Awards will be handed out in 97 different categories for music and musical production ranging from classical to hip-hop, jazz, gospel, Latin, cabaret, bluegrass, big band, folk, country, go-go, choral, blues, reggae, rock, urban contemporary and more.
Among the hundreds of nominees, most of whom will be present Sunday, are a select number from Falls Church itself. Randy Barrett is nominated for best bluegrass vocalist, Andrew Acosta is nominated for best bluegrass instrumentalist, Cue Recording is nominated for recording studio of the year and City resident Mary Cliff is nominated for “most supportive of Washington music.” Also, City resident Michael Thornton is a member of the Capital Steps, nominated for best cabaret-musical theatre artist.
Eight nominees have been profiled in the Falls Church News-Press original music interview column Press Pass, including Luke Brindley, Shane Hines and the Trance, Middle Distance Runner, No Second Troy, Welbilt, Billy Hancock, The Grandsons and Justin Trawick.
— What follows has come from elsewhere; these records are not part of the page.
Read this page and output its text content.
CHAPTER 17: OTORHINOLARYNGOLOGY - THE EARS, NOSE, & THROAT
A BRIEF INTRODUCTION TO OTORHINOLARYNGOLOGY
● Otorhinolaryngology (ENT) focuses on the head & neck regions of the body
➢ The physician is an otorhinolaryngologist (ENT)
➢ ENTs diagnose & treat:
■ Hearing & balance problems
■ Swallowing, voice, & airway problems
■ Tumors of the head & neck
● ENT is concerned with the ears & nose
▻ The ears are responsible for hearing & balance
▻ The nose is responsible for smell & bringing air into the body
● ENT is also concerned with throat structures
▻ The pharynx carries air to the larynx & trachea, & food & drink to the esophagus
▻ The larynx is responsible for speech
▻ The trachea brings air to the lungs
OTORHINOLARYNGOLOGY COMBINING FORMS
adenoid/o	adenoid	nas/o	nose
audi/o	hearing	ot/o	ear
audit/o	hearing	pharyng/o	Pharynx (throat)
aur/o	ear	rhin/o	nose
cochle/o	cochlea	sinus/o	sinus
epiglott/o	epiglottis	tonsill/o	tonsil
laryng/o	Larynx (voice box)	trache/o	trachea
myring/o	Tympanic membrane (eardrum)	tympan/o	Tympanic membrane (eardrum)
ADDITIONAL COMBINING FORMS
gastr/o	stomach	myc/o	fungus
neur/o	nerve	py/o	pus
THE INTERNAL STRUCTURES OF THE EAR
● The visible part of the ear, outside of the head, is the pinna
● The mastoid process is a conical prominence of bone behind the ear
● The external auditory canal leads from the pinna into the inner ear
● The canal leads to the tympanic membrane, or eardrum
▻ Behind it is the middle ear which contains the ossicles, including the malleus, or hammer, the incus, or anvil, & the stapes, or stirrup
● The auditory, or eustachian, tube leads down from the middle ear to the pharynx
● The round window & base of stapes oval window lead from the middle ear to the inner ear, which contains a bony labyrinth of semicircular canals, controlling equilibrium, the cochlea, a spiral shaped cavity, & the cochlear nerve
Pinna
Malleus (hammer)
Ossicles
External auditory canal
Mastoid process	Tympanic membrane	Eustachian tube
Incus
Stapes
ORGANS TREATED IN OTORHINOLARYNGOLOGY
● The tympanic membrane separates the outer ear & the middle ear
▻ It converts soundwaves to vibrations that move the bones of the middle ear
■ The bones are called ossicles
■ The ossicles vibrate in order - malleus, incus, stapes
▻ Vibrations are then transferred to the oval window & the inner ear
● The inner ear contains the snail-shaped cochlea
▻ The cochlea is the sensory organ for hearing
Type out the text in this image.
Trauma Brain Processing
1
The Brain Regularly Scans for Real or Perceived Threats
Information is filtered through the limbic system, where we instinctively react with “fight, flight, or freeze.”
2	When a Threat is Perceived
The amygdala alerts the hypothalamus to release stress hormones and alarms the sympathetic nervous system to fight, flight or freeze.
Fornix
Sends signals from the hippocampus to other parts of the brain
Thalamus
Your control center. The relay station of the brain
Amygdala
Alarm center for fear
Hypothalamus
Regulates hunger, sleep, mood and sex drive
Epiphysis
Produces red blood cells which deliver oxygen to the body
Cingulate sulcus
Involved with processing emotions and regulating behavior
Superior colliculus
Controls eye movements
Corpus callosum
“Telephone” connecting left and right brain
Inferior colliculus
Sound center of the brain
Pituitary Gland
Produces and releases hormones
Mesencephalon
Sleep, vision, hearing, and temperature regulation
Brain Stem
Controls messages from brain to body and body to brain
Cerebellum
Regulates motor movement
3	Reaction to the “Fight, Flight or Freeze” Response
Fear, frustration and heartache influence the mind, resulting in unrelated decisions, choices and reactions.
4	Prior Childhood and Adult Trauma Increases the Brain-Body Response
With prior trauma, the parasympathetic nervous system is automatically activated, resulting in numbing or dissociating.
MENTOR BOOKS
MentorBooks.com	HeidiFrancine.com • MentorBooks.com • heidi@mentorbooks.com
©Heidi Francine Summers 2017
Tom Carter, owner of the State Theatre, is credited with bringing Falls Church its most prestigious regional event for four straight years now. He and his original partner, since deceased, acquired the decade-long abandoned State Theatre in the mid-1990s, and undertook a major renovation turning the former 1930s movie theatre into one of the region’s foremost live music venues.
As a private sector initiative, the State Theatre stands as the living, breathing cornerstone of Falls Church’s fledgling efforts to emerge as a vital arts-based community, a strongly desired component of its aggressive economic revitalization.
Efforts of the Falls Church Arts, Inc., and the non-profit Creative Cauldron arts education program have led to the proffer by the developer of an arts space on the ground floor of the new Pearson Square mixed use project on S. Maple St., and the City is working to accommodate the wishes of the Levine School of Music to move to a new space in the City.
In March, the Falls Church Chamber of Commerce is devoting its monthly luncheon program to a panel to discuss the relationship between promotion of the arts and economic development.
In addition to the awards presentations Sunday night, 10 bands and groups will perform live. They include the Billy Coulter Band, Cathy Fink and Marcy Marxer, David Kitchen Band, Eleanor Ellis, Frederic Yonnet, Honky Tonk Confidential with Bob Schieffer, Mambo Sauce, The Speaks and the WAMA Ukulele Orchestra. The pit band will be the Tommy Lepson Band.
In addition to the Board of Directors of the Washington Area Music Association, the event is co-sponsored by Strathmore and BMI. Balloting to determine the winners in the 97 categories was limited to current WAMA members.